Yuncong Hu, Shanghai Jiao Tong University; Pratyush Mishra, University of Pennsylvania; Xiao Wang, Northwestern University; Jie Xie, Shanghai Jiao Tong University; Kang Yang, State Key Laboratory of Cryptology; Yu Yu, Shanghai Jiao Tong University and Shanghai Qi Zhi Institute; Yuwen Zhang, University of California, Berkeley
Zero-Knowledge Succinct Non-interactive Arguments of Knowledge (zkSNARKs) lead to proofs that can be succinctly verified but require huge computational resources to generate. Prior systems outsource proof generation either through public delegation, which reveals the witness to the third party, or, more preferably, private delegation that keeps the witness hidden using multiparty computation (MPC).

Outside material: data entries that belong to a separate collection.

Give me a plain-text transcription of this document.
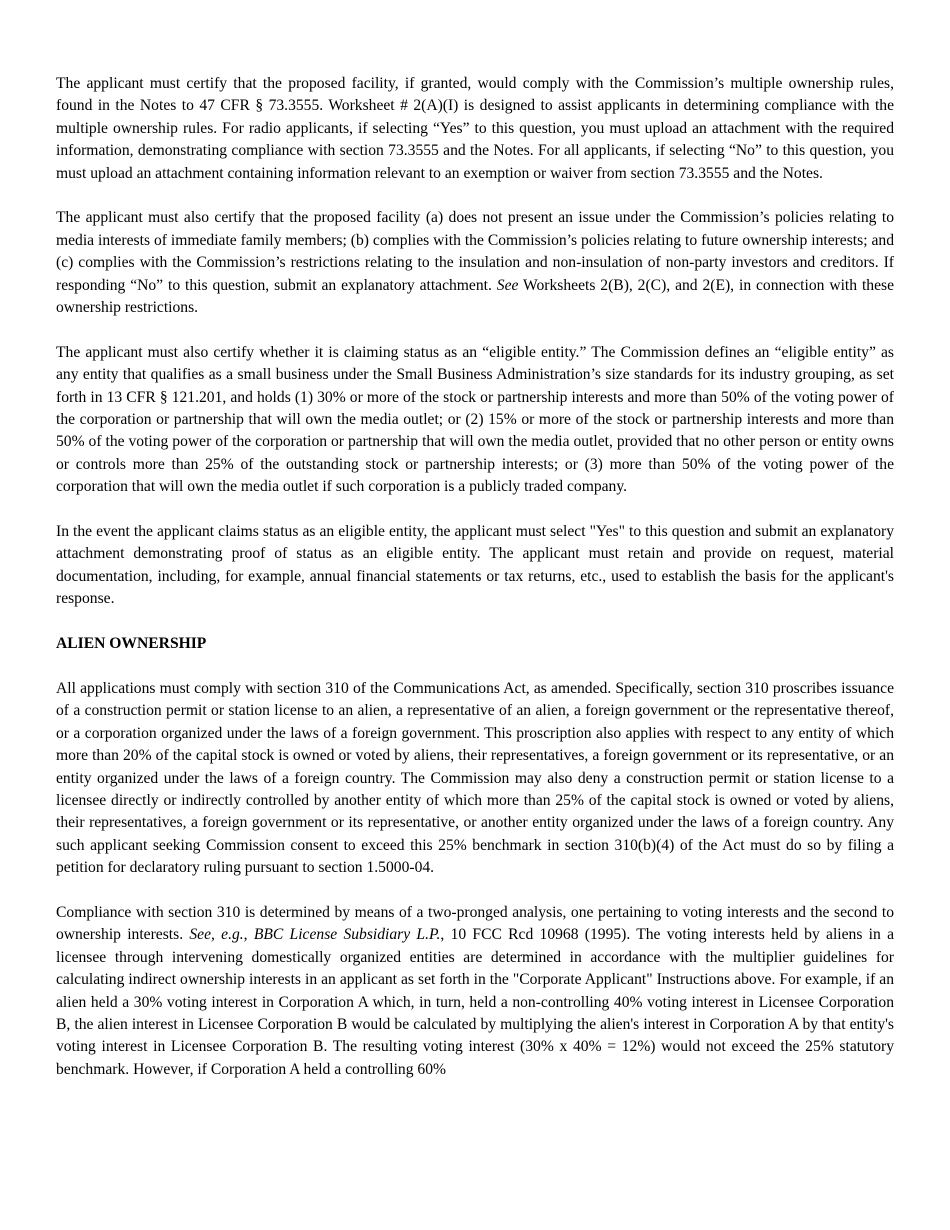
The applicant must certify that the proposed facility, if granted, would comply with the Commission’s multiple ownership rules, found in the Notes to 47 CFR § 73.3555. Worksheet # 2(A)(I) is designed to assist applicants in determining compliance with the multiple ownership rules. For radio applicants, if selecting “Yes” to this question, you must upload an attachment with the required information, demonstrating compliance with section 73.3555 and the Notes. For all applicants, if selecting “No” to this question, you must upload an attachment containing information relevant to an exemption or waiver from section 73.3555 and the Notes.

The applicant must also certify that the proposed facility (a) does not present an issue under the Commission’s policies relating to media interests of immediate family members; (b) complies with the Commission’s policies relating to future ownership interests; and (c) complies with the Commission’s restrictions relating to the insulation and non-insulation of non-party investors and creditors. If responding “No” to this question, submit an explanatory attachment. See Worksheets 2(B), 2(C), and 2(E), in connection with these ownership restrictions.

The applicant must also certify whether it is claiming status as an “eligible entity.” The Commission defines an “eligible entity” as any entity that qualifies as a small business under the Small Business Administration’s size standards for its industry grouping, as set forth in 13 CFR § 121.201, and holds (1) 30% or more of the stock or partnership interests and more than 50% of the voting power of the corporation or partnership that will own the media outlet; or (2) 15% or more of the stock or partnership interests and more than 50% of the voting power of the corporation or partnership that will own the media outlet, provided that no other person or entity owns or controls more than 25% of the outstanding stock or partnership interests; or (3) more than 50% of the voting power of the corporation that will own the media outlet if such corporation is a publicly traded company.

In the event the applicant claims status as an eligible entity, the applicant must select "Yes" to this question and submit an explanatory attachment demonstrating proof of status as an eligible entity. The applicant must retain and provide on request, material documentation, including, for example, annual financial statements or tax returns, etc., used to establish the basis for the applicant's response.

ALIEN OWNERSHIP

All applications must comply with section 310 of the Communications Act, as amended. Specifically, section 310 proscribes issuance of a construction permit or station license to an alien, a representative of an alien, a foreign government or the representative thereof, or a corporation organized under the laws of a foreign government. This proscription also applies with respect to any entity of which more than 20% of the capital stock is owned or voted by aliens, their representatives, a foreign government or its representative, or an entity organized under the laws of a foreign country. The Commission may also deny a construction permit or station license to a licensee directly or indirectly controlled by another entity of which more than 25% of the capital stock is owned or voted by aliens, their representatives, a foreign government or its representative, or another entity organized under the laws of a foreign country. Any such applicant seeking Commission consent to exceed this 25% benchmark in section 310(b)(4) of the Act must do so by filing a petition for declaratory ruling pursuant to section 1.5000-04.

Compliance with section 310 is determined by means of a two-pronged analysis, one pertaining to voting interests and the second to ownership interests. See, e.g., BBC License Subsidiary L.P., 10 FCC Rcd 10968 (1995). The voting interests held by aliens in a licensee through intervening domestically organized entities are determined in accordance with the multiplier guidelines for calculating indirect ownership interests in an applicant as set forth in the "Corporate Applicant" Instructions above. For example, if an alien held a 30% voting interest in Corporation A which, in turn, held a non-controlling 40% voting interest in Licensee Corporation B, the alien interest in Licensee Corporation B would be calculated by multiplying the alien's interest in Corporation A by that entity's voting interest in Licensee Corporation B. The resulting voting interest (30% x 40% = 12%) would not exceed the 25% statutory benchmark. However, if Corporation A held a controlling 60%
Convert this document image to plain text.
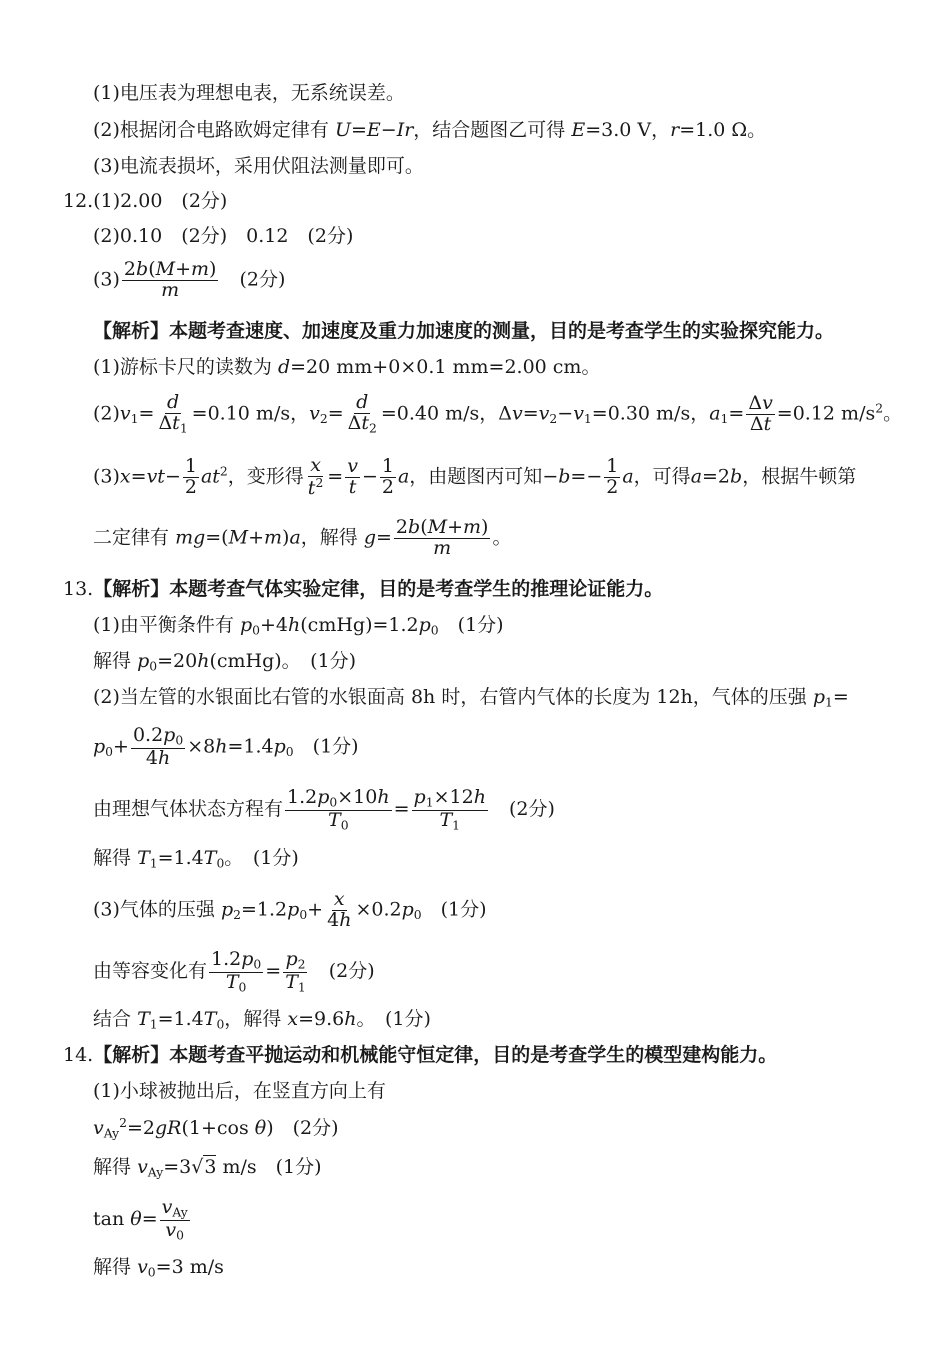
(1)电压表为理想电表，无系统误差。
(2)根据闭合电路欧姆定律有 U=E−Ir，结合题图乙可得 E=3.0 V，r=1.0 Ω。
(3)电流表损坏，采用伏阻法测量即可。
12.(1)2.00　(2分)
(2)0.10　(2分)　0.12　(2分)
$(3) \frac{2b(M+m)}{m}$
　 (2分)
【解析】本题考查速度、加速度及重力加速度的测量，目的是考查学生的实验探究能力。
(1)游标卡尺的读数为 d=20 mm+0×0.1 mm=2.00 cm。
$(2)v_1= \frac{d}{\Delta t_1} =0.10$ m/s，$v_2= \frac{d}{\Delta t_2} =0.40$ m/s，$\Delta v=v_2-v_1=0.30$ m/s，$a_1= \frac{\Delta v}{\Delta t} =0.12$ $m/s^2$。
$(3)x=vt- \frac{1}{2} at^2$，变形得 $\frac{x}{t^2} = \frac{v}{t} - \frac{1}{2}$ a，由题图丙可知$-b=- \frac{1}{2}$ a，可得a=2b，根据牛顿第
二定律有 mg=(M+m)a，解得 $g= \frac{2b(M+m)}{m}$ 。
13.【解析】本题考查气体实验定律，目的是考查学生的推理论证能力。
(1)由平衡条件有 $p_0+4h(cmHg)=1.2p_0$　 (1分)
解得 $p_0=20h(cmHg)$。　(1分)
(2)当左管的水银面比右管的水银面高 8h 时，右管内气体的长度为 12h，气体的压强 $p_1=$
$p_0+ \frac{0.2p_0}{4h} \times 8h=1.4p_0$　 (1分)
由理想气体状态方程有 $\frac{1.2p_0\times 10h}{T_0} = \frac{p_1\times 12h}{T_1}$
　 (2分)
解得 $T_1=1.4T_0$。　(1分)
(3)气体的压强 $p_2=1.2p_0+ \frac{x}{4h} \times 0.2p_0$　 (1分)
由等容变化有 $\frac{1.2p_0}{T_0} = \frac{p_2}{T_1}$
　 (2分)
结合 $T_1=1.4T_0$，解得 x=9.6h。　(1分)
14.【解析】本题考查平抛运动和机械能守恒定律，目的是考查学生的模型建构能力。
(1)小球被抛出后，在竖直方向上有
$v_{Ay}^2=2gR(1+\cos$ θ)　(2分)
解得 $v_{Ay}=3√3$ m/s　(1分)
$\tan \theta= \frac{v_{Ay}}{v_0}$
解得 $v_0=3$ m/s
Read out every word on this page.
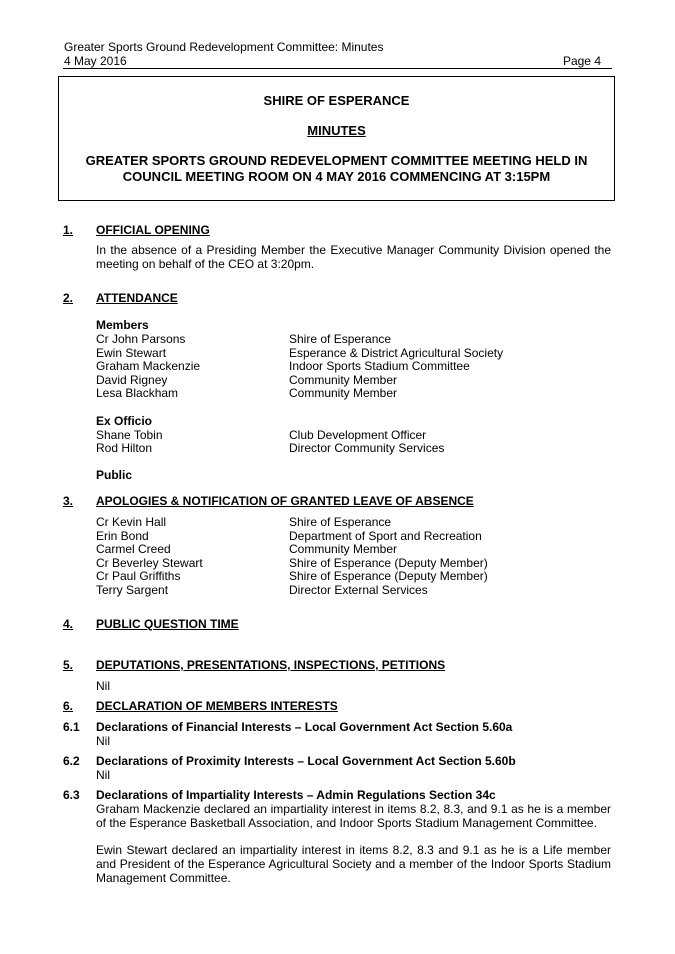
Greater Sports Ground Redevelopment Committee: Minutes
4 May 2016	Page 4
SHIRE OF ESPERANCE
MINUTES
GREATER SPORTS GROUND REDEVELOPMENT COMMITTEE MEETING HELD IN COUNCIL MEETING ROOM ON 4 MAY 2016 COMMENCING AT 3:15PM
1. OFFICIAL OPENING
In the absence of a Presiding Member the Executive Manager Community Division opened the meeting on behalf of the CEO at 3:20pm.
2. ATTENDANCE
Members
Cr John Parsons	Shire of Esperance
Ewin Stewart	Esperance & District Agricultural Society
Graham Mackenzie	Indoor Sports Stadium Committee
David Rigney	Community Member
Lesa Blackham	Community Member
Ex Officio
Shane Tobin	Club Development Officer
Rod Hilton	Director Community Services
Public
3. APOLOGIES & NOTIFICATION OF GRANTED LEAVE OF ABSENCE
Cr Kevin Hall	Shire of Esperance
Erin Bond	Department of Sport and Recreation
Carmel Creed	Community Member
Cr Beverley Stewart	Shire of Esperance (Deputy Member)
Cr Paul Griffiths	Shire of Esperance (Deputy Member)
Terry Sargent	Director External Services
4. PUBLIC QUESTION TIME
5. DEPUTATIONS, PRESENTATIONS, INSPECTIONS, PETITIONS
Nil
6. DECLARATION OF MEMBERS INTERESTS
6.1 Declarations of Financial Interests – Local Government Act Section 5.60a
Nil
6.2 Declarations of Proximity Interests – Local Government Act Section 5.60b
Nil
6.3 Declarations of Impartiality Interests – Admin Regulations Section 34c
Graham Mackenzie declared an impartiality interest in items 8.2, 8.3, and 9.1 as he is a member of the Esperance Basketball Association, and Indoor Sports Stadium Management Committee.
Ewin Stewart declared an impartiality interest in items 8.2, 8.3 and 9.1 as he is a Life member and President of the Esperance Agricultural Society and a member of the Indoor Sports Stadium Management Committee.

However, current private delegation schemes struggle with scalability and efficiency due to MPC inefficiencies, poor resource utilization, and suboptimal design of zkSNARK protocols.
In this paper, we introduce DFS, a new zkSNARK that is delegation-friendly for both public and private scenarios. Prior work focused on optimizing the MPC protocols for existing zkSNARKs, while DFS uses co-design between MPC and zkSNARK so that the protocol is efficient for both distributed computing and MPC. In particular, DFS achieves linear prover time and logarithmic verification cost in the non-delegated setting. For private delegation, DFS introduces a scheme with zero communication overhead in MPC and achieves malicious security for free, which results in logarithmic overall communication; while prior work required linear communication. Our evaluation shows that DFS is as efficient as state-of-the-art zkSNARKs in public delegation; when used for private delegation, it scales better than previous work. In particular, for 2^24 constraints, the total communication of DFS is less than 500KB, while prior work incurs 300GB, which is linear to the circuit size. Additionally, we identify and address a security flaw in prior work, EOS (USENIX'23).